Much of the concern surrounding biometric technology focuses on the use of facial identification by the police and in public places. The King’s Cross Central Limited Partnership (KCCLP) faced flack in September 2019 after the Information Commissioner’s Office (ICO) unveiled its use of facial recognition technology (FRT) to surveil London’s King’s Cross area. The KCCLP stated that it will not reintroduce FRT.

But the use cases for biometrics in financial services fall into a different category that should be addressed separately, said Andrew Bud, founder and CEO of face authentication company iProov during a later panel on the UK’s commercial biometrics sector.

“I think we have to draw a very strong distinction between face recognition for surveillance and face verification for authentication. And the way I would distinguish that is – Does the user know that [facial recognition] is happening? Have they been given the opportunity to genuinely express or more importantly to refuse consent? And are they benefiting themselves directly from the application of the face verification technology?”

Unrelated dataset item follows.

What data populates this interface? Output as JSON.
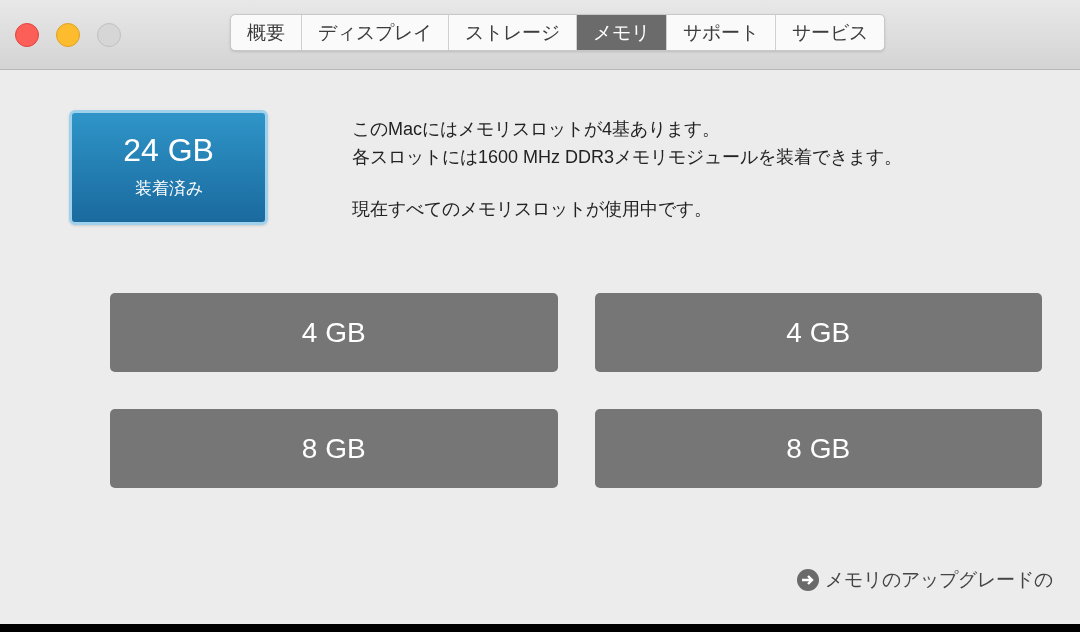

Remote identification through digital identities is currently booming in financial services due to coronavirus, as the pandemic prevents financial institutions from verifying customers in person. As digital identity grows in prevalence, its distinction from other biometric use cases must be clear, said Bud.

“Those are two profoundly different ethical spheres. I absolutely do not make light of the ethical issues of face matching for surveillance, but I think it’s a completely different ethical argument when one uses facial verification for authenticating.”